Le XVIIIe siècle fut sans nul doute la période durant laquelle l’incrédulité gagna le plus de terrain et, à cet égard, la Lettre sur les aveugles représente un moment particulier. Il serait intéressant de relever les diverses arrestations pour délit d’opinion auxquelles les autorités procédèrent durant les décennies antérieures et postérieures à ce fait particulier, afin de mesurer de quelle façon les pratiques changèrent, depuis les condamnations à mort les plus cruelles jusqu’aux décisions les plus symboliques. Lorsque Diderot est arrêté, non seulement il ne lui est pas réservé le sort le plus cruel - puisqu’il obtiendra la possibilité d’un confort minimum durant son confinement, en ce compris le droit de recevoir des visites (5) -, mais bien de ses amis, dont ceux qui travaillent avec lui au projet de L’Encyclopédie, intercèderont en sa faveur afin d’obtenir sa libération, sans trop craindre de subir eux-mêmes de funestes représailles. Et lorsque Rousseau sera lui-même décrété de prise de corps par le Parlement de Paris le 9 juin 1762 pour l’Émile (6), la destruction de l’ouvrage ne sera que symbolique et il sera délibérément laissé au condamné le temps de fuir. (7) Nous sommes là bien loin de ce que durent endurer des hommes comme Michel Servet en 1553 ou Giordano Bruno en 1600. (8)

Venons-en au contenu de la Lettre et à ce qu’elle a pu contenir d’irritant pour les dévots.

On peut évidemment la lire avec en tête l’idée qu’il s’agit de prendre conscience des difficultés auxquelles condamne la cécité, comme on le ferait aujourd’hui, alors que le handicap est regardé comme une adversité qui mérite d’être compensée le plus largement possible par la solidarité sociale. (9) Mais, au XVIIIe siècle, le handicap n’est pas regardé de cette façon.
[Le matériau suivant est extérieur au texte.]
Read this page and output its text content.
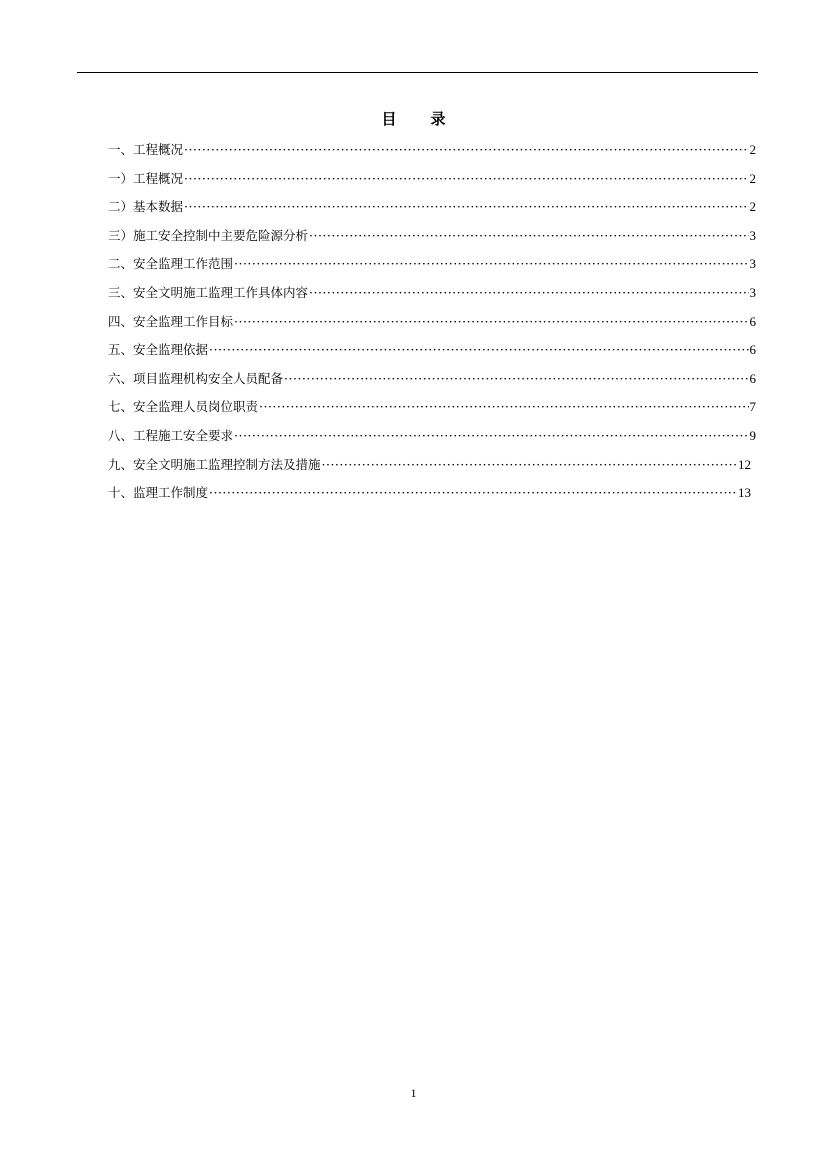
目 录
一、工程概况 ·····	2
一）工程概况 ·····	2
二）基本数据 ·····	2
三）施工安全控制中主要危险源分析 ·····	3
二、安全监理工作范围 ·····	3
三、安全文明施工监理工作具体内容 ·····	3
四、安全监理工作目标 ·····	6
五、安全监理依据 ·····	6
六、项目监理机构安全人员配备 ·····	6
七、安全监理人员岗位职责 ·····	7
八、工程施工安全要求 ·····	9
九、安全文明施工监理控制方法及措施 ·····	12
十、监理工作制度 ·····	13
1
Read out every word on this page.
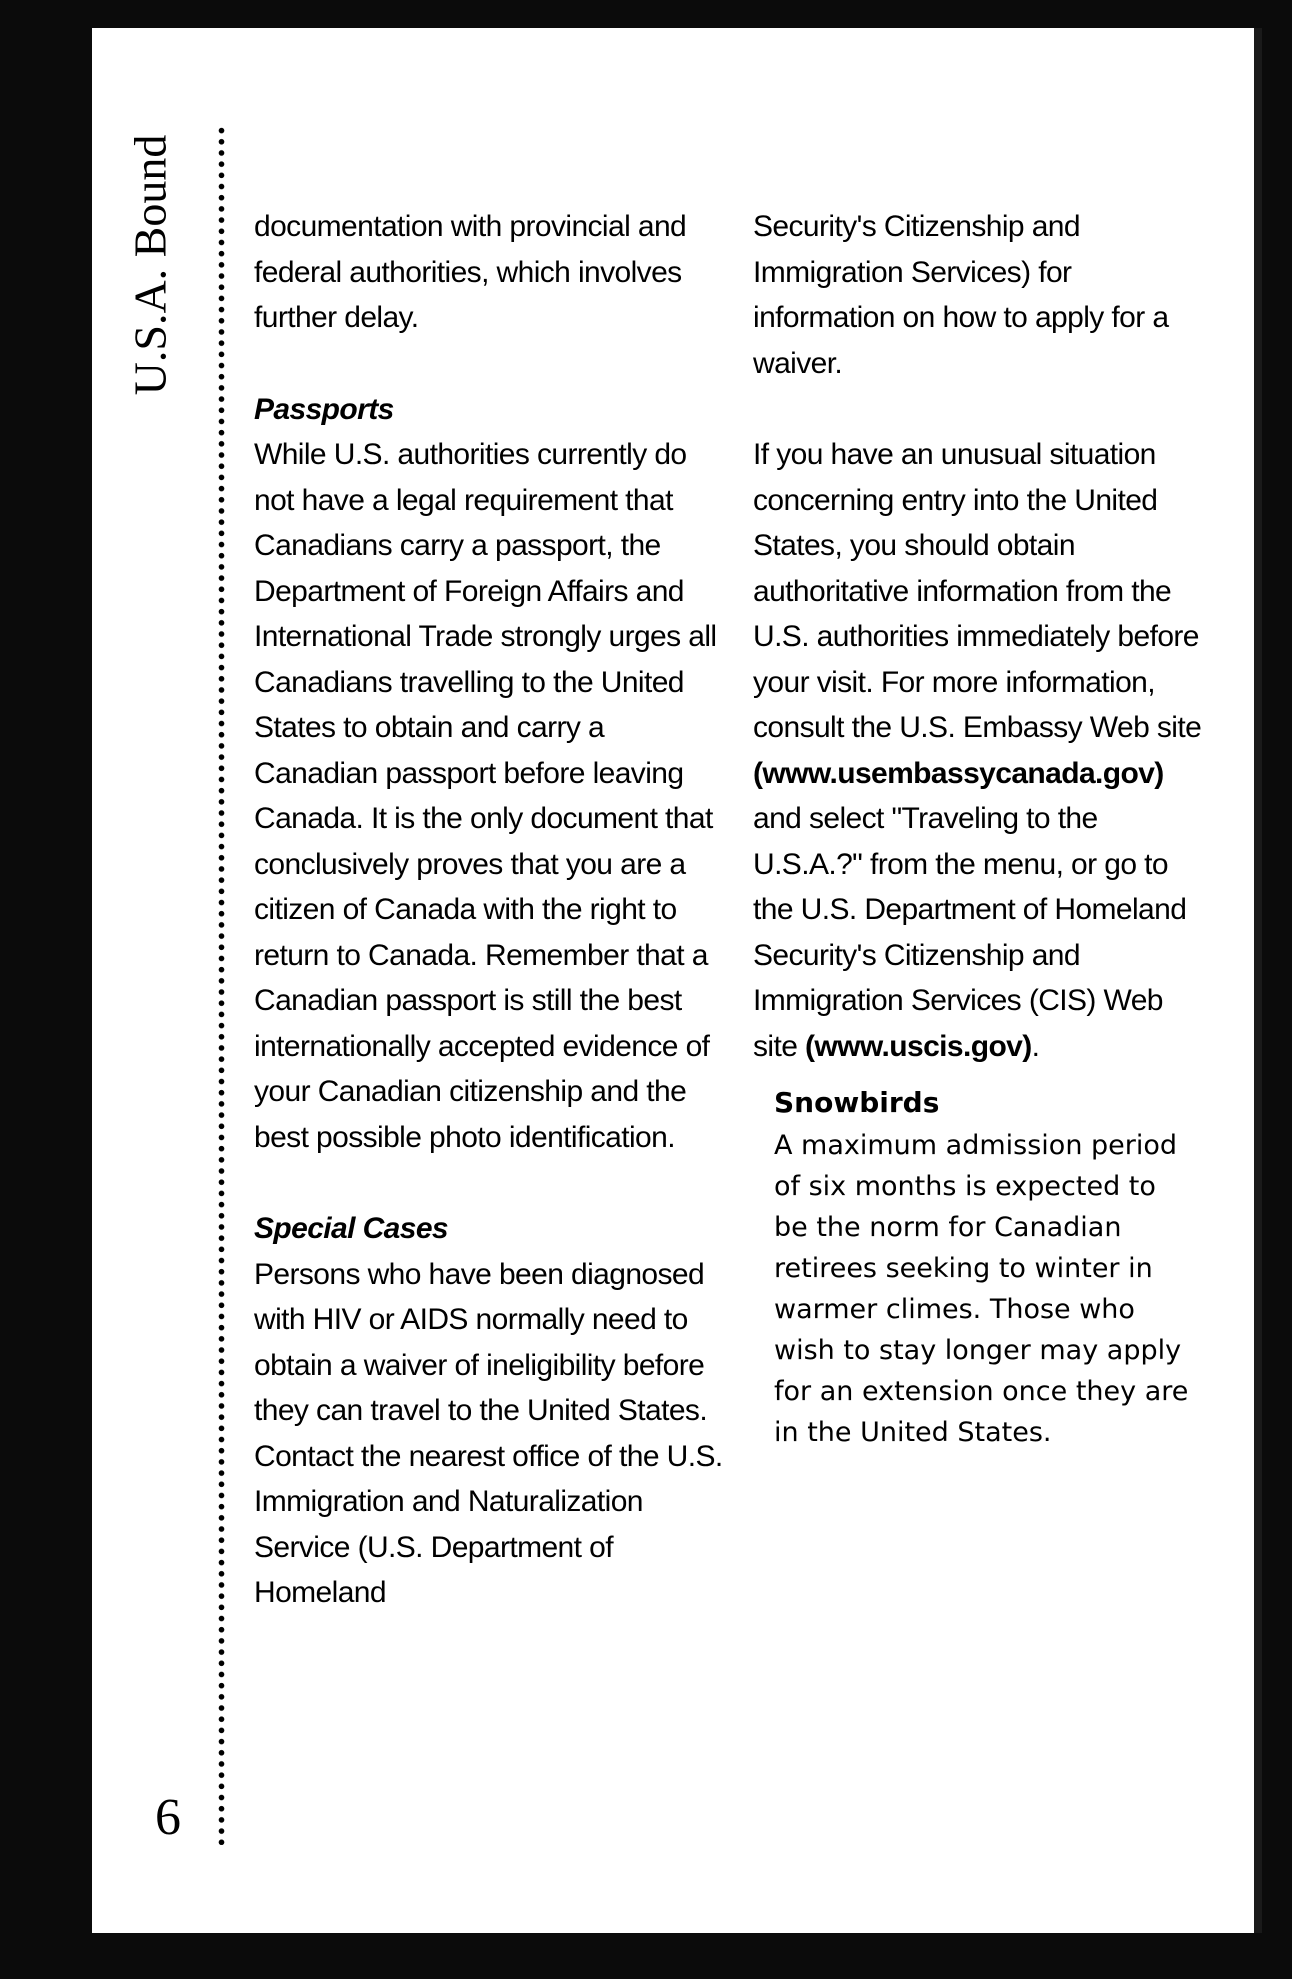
U.S.A. Bound
6

documentation with provincial and federal authorities, which involves further delay.

Passports

While U.S. authorities currently do not have a legal requirement that Canadians carry a passport, the Department of Foreign Affairs and International Trade strongly urges all Canadians travelling to the United States to obtain and carry a Canadian passport before leaving Canada. It is the only document that conclusively proves that you are a citizen of Canada with the right to return to Canada. Remember that a Canadian passport is still the best internationally accepted evidence of your Canadian citizenship and the best possible photo identification.

Special Cases

Persons who have been diagnosed with HIV or AIDS normally need to obtain a waiver of ineligibility before they can travel to the United States. Contact the nearest office of the U.S. Immigration and Naturalization Service (U.S. Department of Homeland

Security's Citizenship and Immigration Services) for information on how to apply for a waiver.

If you have an unusual situation concerning entry into the United States, you should obtain authoritative information from the U.S. authorities immediately before your visit. For more information, consult the U.S. Embassy Web site (www.usembassycanada.gov) and select "Traveling to the U.S.A.?" from the menu, or go to the U.S. Department of Homeland Security's Citizenship and Immigration Services (CIS) Web site (www.uscis.gov).

Snowbirds

A maximum admission period of six months is expected to be the norm for Canadian retirees seeking to winter in warmer climes. Those who wish to stay longer may apply for an extension once they are in the United States.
Quand il n’est pas vu comme une punition divine, il est au moins perçu comme une fatalité qui suscite tout au plus pitié et compassion, ce qui n’est pas du tout la même chose. Voilà qui confère aux propos de Diderot la marque d’une curiosité qui, d’une certaine manière, relève à présent de l’impossible. Car - quoi que cela puisse paraître très étonnant, sinon inexact - le monde contemporain nous a privé de certaines curiosités, en bonne partie en raison de cette conviction que nous savons. Il me semble donc important de lire la Lettre en s’efforçant de retrouver cette envie de connaître qui, pour des sujets comme ceux-là, nous est généralement devenue inconcevable.

Il y a dans la Lettre deux types de réflexions assez différents dont on peut supposer qu’ils aient déplu. Ce sont, d’une part, les propos relatifs à la foi que Diderot a placés dans la bouche de Saunderson et, d’autre part, tout ce qui participe d’une relativisation des capacités à percevoir le monde par « ceux qui voient ».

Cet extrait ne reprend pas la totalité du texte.